For their project, Welles directed Beacham that they shoot directly into bright lights and he didn’t want to hear any technical objections.
“Call Sony and tell them to make it work,” Welles demanded of Beacham. “Don’t ever tell me no.” Sony sent two engineers to help Welles push the video envelope on the project. Then, around seven months in, came that day when Welles asked if Beacham had the money, and Beacham’s lie that he had.
Welles lived with Kodar in the Hollywood Hills, while his third wife, Paola Mori, stayed in Las Vegas with their daughter Beatrice.
Beacham had no idea Welles was ailing. He knew Welles had tried to cut back on wine and eat more carefully. He ate fish—halibut, Beacham recalled—at lunch. The day before his death they had talked about technology needed for the first day of shooting. “There was no indication anything was wrong.”
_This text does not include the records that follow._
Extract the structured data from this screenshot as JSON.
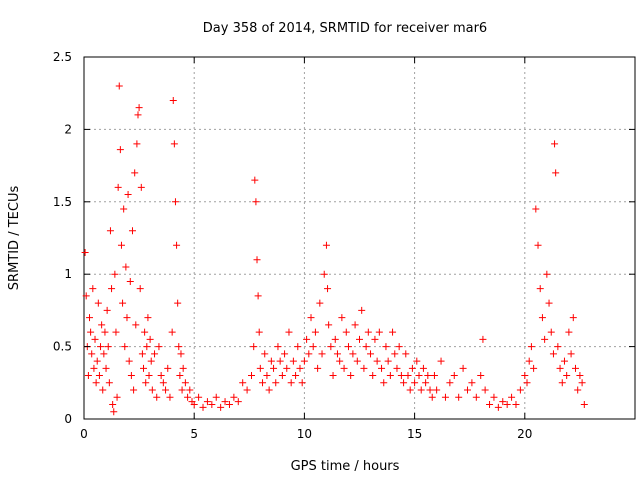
{
  "chart_data": {
    "type": "scatter",
    "title": "Day 358 of 2014, SRMTID for receiver mar6",
    "xlabel": "GPS time / hours",
    "ylabel": "SRMTID / TECUs",
    "xlim": [
      0,
      25
    ],
    "ylim": [
      0,
      2.5
    ],
    "xticks": [
      "0",
      "5",
      "10",
      "15",
      "20"
    ],
    "xtick_values": [
      0,
      5,
      10,
      15,
      20
    ],
    "yticks": [
      "0",
      "0.5",
      "1",
      "1.5",
      "2",
      "2.5"
    ],
    "ytick_values": [
      0,
      0.5,
      1,
      1.5,
      2,
      2.5
    ],
    "grid": true,
    "marker": "+",
    "color": "#ff0000",
    "series": [
      {
        "name": "SRMTID",
        "points": [
          [
            0.05,
            1.15
          ],
          [
            0.1,
            0.85
          ],
          [
            0.15,
            0.5
          ],
          [
            0.2,
            0.3
          ],
          [
            0.25,
            0.7
          ],
          [
            0.3,
            0.6
          ],
          [
            0.35,
            0.45
          ],
          [
            0.4,
            0.9
          ],
          [
            0.45,
            0.35
          ],
          [
            0.5,
            0.55
          ],
          [
            0.55,
            0.25
          ],
          [
            0.6,
            0.4
          ],
          [
            0.65,
            0.8
          ],
          [
            0.7,
            0.3
          ],
          [
            0.75,
            0.5
          ],
          [
            0.8,
            0.65
          ],
          [
            0.85,
            0.2
          ],
          [
            0.9,
            0.45
          ],
          [
            0.95,
            0.6
          ],
          [
            1.0,
            0.35
          ],
          [
            1.05,
            0.75
          ],
          [
            1.1,
            0.5
          ],
          [
            1.15,
            0.25
          ],
          [
            1.2,
            1.3
          ],
          [
            1.25,
            0.9
          ],
          [
            1.3,
            0.1
          ],
          [
            1.35,
            0.05
          ],
          [
            1.4,
            1.0
          ],
          [
            1.45,
            0.6
          ],
          [
            1.5,
            0.15
          ],
          [
            1.55,
            1.6
          ],
          [
            1.6,
            2.3
          ],
          [
            1.65,
            1.86
          ],
          [
            1.7,
            1.2
          ],
          [
            1.75,
            0.8
          ],
          [
            1.8,
            1.45
          ],
          [
            1.85,
            0.5
          ],
          [
            1.9,
            1.05
          ],
          [
            1.95,
            0.7
          ],
          [
            2.0,
            1.55
          ],
          [
            2.05,
            0.4
          ],
          [
            2.1,
            0.95
          ],
          [
            2.15,
            0.3
          ],
          [
            2.2,
            1.3
          ],
          [
            2.25,
            0.2
          ],
          [
            2.3,
            1.7
          ],
          [
            2.35,
            0.65
          ],
          [
            2.4,
            1.9
          ],
          [
            2.45,
            2.1
          ],
          [
            2.5,
            2.15
          ],
          [
            2.55,
            0.9
          ],
          [
            2.6,
            1.6
          ],
          [
            2.65,
            0.45
          ],
          [
            2.7,
            0.35
          ],
          [
            2.75,
            0.6
          ],
          [
            2.8,
            0.25
          ],
          [
            2.85,
            0.5
          ],
          [
            2.9,
            0.7
          ],
          [
            2.95,
            0.3
          ],
          [
            3.0,
            0.55
          ],
          [
            3.05,
            0.4
          ],
          [
            3.1,
            0.2
          ],
          [
            3.2,
            0.45
          ],
          [
            3.3,
            0.15
          ],
          [
            3.4,
            0.5
          ],
          [
            3.5,
            0.3
          ],
          [
            3.6,
            0.25
          ],
          [
            3.7,
            0.2
          ],
          [
            3.8,
            0.35
          ],
          [
            3.9,
            0.15
          ],
          [
            4.0,
            0.6
          ],
          [
            4.05,
            2.2
          ],
          [
            4.1,
            1.9
          ],
          [
            4.15,
            1.5
          ],
          [
            4.2,
            1.2
          ],
          [
            4.25,
            0.8
          ],
          [
            4.3,
            0.5
          ],
          [
            4.35,
            0.3
          ],
          [
            4.4,
            0.45
          ],
          [
            4.45,
            0.2
          ],
          [
            4.5,
            0.35
          ],
          [
            4.6,
            0.25
          ],
          [
            4.7,
            0.15
          ],
          [
            4.8,
            0.2
          ],
          [
            4.9,
            0.12
          ],
          [
            5.0,
            0.1
          ],
          [
            5.2,
            0.15
          ],
          [
            5.4,
            0.08
          ],
          [
            5.6,
            0.12
          ],
          [
            5.8,
            0.1
          ],
          [
            6.0,
            0.15
          ],
          [
            6.2,
            0.08
          ],
          [
            6.4,
            0.12
          ],
          [
            6.6,
            0.1
          ],
          [
            6.8,
            0.15
          ],
          [
            7.0,
            0.12
          ],
          [
            7.2,
            0.25
          ],
          [
            7.4,
            0.2
          ],
          [
            7.6,
            0.3
          ],
          [
            7.7,
            0.5
          ],
          [
            7.75,
            1.65
          ],
          [
            7.8,
            1.5
          ],
          [
            7.85,
            1.1
          ],
          [
            7.9,
            0.85
          ],
          [
            7.95,
            0.6
          ],
          [
            8.0,
            0.35
          ],
          [
            8.1,
            0.25
          ],
          [
            8.2,
            0.45
          ],
          [
            8.3,
            0.3
          ],
          [
            8.4,
            0.2
          ],
          [
            8.5,
            0.4
          ],
          [
            8.6,
            0.35
          ],
          [
            8.7,
            0.25
          ],
          [
            8.8,
            0.5
          ],
          [
            8.9,
            0.4
          ],
          [
            9.0,
            0.3
          ],
          [
            9.1,
            0.45
          ],
          [
            9.2,
            0.35
          ],
          [
            9.3,
            0.6
          ],
          [
            9.4,
            0.25
          ],
          [
            9.5,
            0.4
          ],
          [
            9.6,
            0.3
          ],
          [
            9.7,
            0.5
          ],
          [
            9.8,
            0.35
          ],
          [
            9.9,
            0.25
          ],
          [
            10.0,
            0.4
          ],
          [
            10.1,
            0.55
          ],
          [
            10.2,
            0.45
          ],
          [
            10.3,
            0.7
          ],
          [
            10.4,
            0.5
          ],
          [
            10.5,
            0.6
          ],
          [
            10.6,
            0.35
          ],
          [
            10.7,
            0.8
          ],
          [
            10.8,
            0.45
          ],
          [
            10.9,
            1.0
          ],
          [
            11.0,
            1.2
          ],
          [
            11.05,
            0.9
          ],
          [
            11.1,
            0.65
          ],
          [
            11.2,
            0.5
          ],
          [
            11.3,
            0.3
          ],
          [
            11.4,
            0.55
          ],
          [
            11.5,
            0.45
          ],
          [
            11.6,
            0.4
          ],
          [
            11.7,
            0.7
          ],
          [
            11.8,
            0.35
          ],
          [
            11.9,
            0.6
          ],
          [
            12.0,
            0.5
          ],
          [
            12.1,
            0.3
          ],
          [
            12.2,
            0.45
          ],
          [
            12.3,
            0.65
          ],
          [
            12.4,
            0.4
          ],
          [
            12.5,
            0.55
          ],
          [
            12.6,
            0.75
          ],
          [
            12.7,
            0.35
          ],
          [
            12.8,
            0.5
          ],
          [
            12.9,
            0.6
          ],
          [
            13.0,
            0.45
          ],
          [
            13.1,
            0.3
          ],
          [
            13.2,
            0.55
          ],
          [
            13.3,
            0.4
          ],
          [
            13.4,
            0.6
          ],
          [
            13.5,
            0.35
          ],
          [
            13.6,
            0.25
          ],
          [
            13.7,
            0.5
          ],
          [
            13.8,
            0.4
          ],
          [
            13.9,
            0.3
          ],
          [
            14.0,
            0.6
          ],
          [
            14.1,
            0.45
          ],
          [
            14.2,
            0.35
          ],
          [
            14.3,
            0.5
          ],
          [
            14.4,
            0.3
          ],
          [
            14.5,
            0.25
          ],
          [
            14.6,
            0.45
          ],
          [
            14.7,
            0.3
          ],
          [
            14.8,
            0.2
          ],
          [
            14.9,
            0.35
          ],
          [
            15.0,
            0.25
          ],
          [
            15.1,
            0.4
          ],
          [
            15.2,
            0.3
          ],
          [
            15.3,
            0.2
          ],
          [
            15.4,
            0.35
          ],
          [
            15.5,
            0.25
          ],
          [
            15.6,
            0.3
          ],
          [
            15.7,
            0.2
          ],
          [
            15.8,
            0.15
          ],
          [
            15.9,
            0.3
          ],
          [
            16.0,
            0.2
          ],
          [
            16.2,
            0.4
          ],
          [
            16.4,
            0.15
          ],
          [
            16.6,
            0.25
          ],
          [
            16.8,
            0.3
          ],
          [
            17.0,
            0.15
          ],
          [
            17.2,
            0.35
          ],
          [
            17.4,
            0.2
          ],
          [
            17.6,
            0.25
          ],
          [
            17.8,
            0.15
          ],
          [
            18.0,
            0.3
          ],
          [
            18.1,
            0.55
          ],
          [
            18.2,
            0.2
          ],
          [
            18.4,
            0.1
          ],
          [
            18.6,
            0.15
          ],
          [
            18.8,
            0.08
          ],
          [
            19.0,
            0.12
          ],
          [
            19.2,
            0.1
          ],
          [
            19.4,
            0.15
          ],
          [
            19.6,
            0.1
          ],
          [
            19.8,
            0.2
          ],
          [
            20.0,
            0.3
          ],
          [
            20.1,
            0.25
          ],
          [
            20.2,
            0.4
          ],
          [
            20.3,
            0.5
          ],
          [
            20.4,
            0.35
          ],
          [
            20.5,
            1.45
          ],
          [
            20.6,
            1.2
          ],
          [
            20.7,
            0.9
          ],
          [
            20.8,
            0.7
          ],
          [
            20.9,
            0.55
          ],
          [
            21.0,
            1.0
          ],
          [
            21.1,
            0.8
          ],
          [
            21.2,
            0.6
          ],
          [
            21.3,
            0.45
          ],
          [
            21.35,
            1.9
          ],
          [
            21.4,
            1.7
          ],
          [
            21.5,
            0.5
          ],
          [
            21.6,
            0.35
          ],
          [
            21.7,
            0.25
          ],
          [
            21.8,
            0.4
          ],
          [
            21.9,
            0.3
          ],
          [
            22.0,
            0.6
          ],
          [
            22.1,
            0.45
          ],
          [
            22.2,
            0.7
          ],
          [
            22.3,
            0.35
          ],
          [
            22.4,
            0.2
          ],
          [
            22.5,
            0.3
          ],
          [
            22.6,
            0.25
          ],
          [
            22.7,
            0.1
          ]
        ]
      }
    ]
  }
}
The afternoon preceding his death, Welles recorded an interview with Merv Griffin, “in which he went down memory lane, which he never did, so if there was any indication that was it maybe,” Beacham said. At the same time, Beacham was working with the film's engineers. The two men were due to speak in the morning. Instead, Beacham was contacted with the news that Welles had died of a heart attack during the night.
He was found slumped over his typewriter, working on their script, Beacham said. A Welles assistant called Beacham and said bluntly: “Frank, the project has been canceled.”
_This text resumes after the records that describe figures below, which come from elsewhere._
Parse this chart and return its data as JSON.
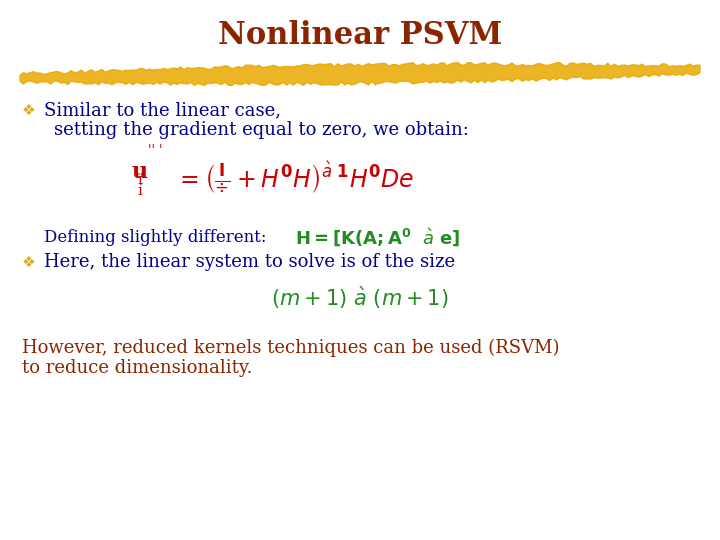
{
  "title": "Nonlinear PSVM",
  "title_color": "#8B2500",
  "title_fontsize": 22,
  "background_color": "#FFFFFF",
  "bullet_color": "#DAA520",
  "text_color_dark": "#00008B",
  "text_color_red": "#CC0000",
  "text_color_green": "#228B22",
  "text_color_brown": "#8B2500",
  "highlight_color": "#E8A800",
  "bullet1_line1": "Similar to the linear case,",
  "bullet1_line2": "setting the gradient equal to zero, we obtain:",
  "defining_text": "Defining slightly different:",
  "bullet2": "Here, the linear system to solve is of the size",
  "bottom_text1": "However, reduced kernels techniques can be used (RSVM)",
  "bottom_text2": "to reduce dimensionality."
}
“I was totally shocked,” Beacham recalled, then laughed softly. For some weeks, Gary Graver, Welles’ late cinematographer, drove around with Welles’ ashes in his car trunk. “What if Gary had had a fender bender, and Orson Welles’ ashes had gone flying all over the LA freeway?”
Some months later, Beacham said, Welles' ashes were buried in Ronda, Spain, on the property of a longtime friend, retired bullfighter Antonio Ordóñez.
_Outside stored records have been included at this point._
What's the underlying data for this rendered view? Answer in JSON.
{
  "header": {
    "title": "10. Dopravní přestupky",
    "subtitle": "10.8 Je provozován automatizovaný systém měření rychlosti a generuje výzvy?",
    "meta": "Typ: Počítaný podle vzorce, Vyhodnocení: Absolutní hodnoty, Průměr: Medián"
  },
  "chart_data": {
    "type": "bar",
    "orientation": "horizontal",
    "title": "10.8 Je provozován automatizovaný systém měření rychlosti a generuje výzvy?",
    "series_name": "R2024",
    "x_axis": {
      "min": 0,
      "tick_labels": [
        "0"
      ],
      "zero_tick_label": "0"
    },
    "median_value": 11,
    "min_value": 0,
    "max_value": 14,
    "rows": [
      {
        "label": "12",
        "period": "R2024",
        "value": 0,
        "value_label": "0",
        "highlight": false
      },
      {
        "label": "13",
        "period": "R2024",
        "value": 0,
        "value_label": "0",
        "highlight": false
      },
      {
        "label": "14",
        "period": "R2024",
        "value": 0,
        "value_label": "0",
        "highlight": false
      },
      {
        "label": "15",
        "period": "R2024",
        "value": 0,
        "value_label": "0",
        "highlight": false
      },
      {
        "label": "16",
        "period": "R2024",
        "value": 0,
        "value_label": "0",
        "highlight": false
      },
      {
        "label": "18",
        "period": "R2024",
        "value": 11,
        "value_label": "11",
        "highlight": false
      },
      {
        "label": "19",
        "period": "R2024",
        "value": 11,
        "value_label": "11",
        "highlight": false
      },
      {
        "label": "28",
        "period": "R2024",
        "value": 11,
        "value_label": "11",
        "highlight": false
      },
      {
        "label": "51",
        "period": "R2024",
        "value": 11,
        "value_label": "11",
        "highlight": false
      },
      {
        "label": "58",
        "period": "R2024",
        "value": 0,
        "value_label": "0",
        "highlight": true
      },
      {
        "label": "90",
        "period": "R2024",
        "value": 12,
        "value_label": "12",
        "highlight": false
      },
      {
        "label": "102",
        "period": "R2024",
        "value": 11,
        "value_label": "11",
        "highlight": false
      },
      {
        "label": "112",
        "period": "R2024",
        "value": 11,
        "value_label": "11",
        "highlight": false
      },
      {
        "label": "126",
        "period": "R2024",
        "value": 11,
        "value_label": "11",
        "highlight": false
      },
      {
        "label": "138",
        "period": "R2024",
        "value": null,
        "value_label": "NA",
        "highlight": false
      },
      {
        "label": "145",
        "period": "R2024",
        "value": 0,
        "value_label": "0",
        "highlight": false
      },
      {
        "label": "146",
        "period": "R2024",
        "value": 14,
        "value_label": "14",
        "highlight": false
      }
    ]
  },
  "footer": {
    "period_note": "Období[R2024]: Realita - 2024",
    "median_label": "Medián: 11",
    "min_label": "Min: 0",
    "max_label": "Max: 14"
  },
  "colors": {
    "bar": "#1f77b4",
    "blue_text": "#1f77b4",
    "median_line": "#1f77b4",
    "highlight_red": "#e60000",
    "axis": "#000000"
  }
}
After Welles’ death Beacham teamed up with Tim Robbins to finish Cradle Will Rock, a film Welles had tried, and failed, to produce. He also made a documentary talking to the actors Welles worked with at the Mercury Theatre. “Many of the male actors had been told by their wives they had to choose between Orson and them, as Orson was so consuming in his control and the time he demanded from people. We joked that we were slaves, not just to a man but also the idea of unlimited creative freedom.”
Beacham’s life changed after Welles' death. “When you’re touched by genius, as I was lucky enough to have been with Orson, you know life is going to be different. I couldn’t go back to Lifestyles of the Rich and Famous. I went freelance and began to do the work I wanted to do.” Beacham is now the same age as Welles when Welles died, and about to start work on a network TV project.
This play is his first, and Demas is so like Welles (though without his deep voice) that Beacham occasionally emerges from their lunches as exhausted as he was after lunch with Welles himself.
Welles, Beacham said, would have welcomed all the innovations in technology, particularly in filmmaking, that have taken place in the last 30-plus years.
Had he been alive, Welles would be using all this new technology to make movies. Whenever Beacham sees a new camcorder, or an upgrade to an Apple application like iMovie, he thinks of Welles. “If he were alive today, he’d be making his movies without regard to raising huge amounts of money.”
“Orson would have 225 iPhones,” Beacham said, laughing. “He was always heading to the next big areas of innovation.”
“I would love to thank him for changing my life,” Beacham said of Welles. “I didn’t know it at the time. I was aware I was going through incredible changes because of the contrast of Orson’s world of total creativity and the world of Lifestyles of the Rich and Famous which was so much about taking the pay check. Orson gave me the freedom to let go of it. If I could speak to him today I would thank him eternally for that.”
Maverick is at the Connelly Theater, 220 East 4th Street, NYC, until March 2.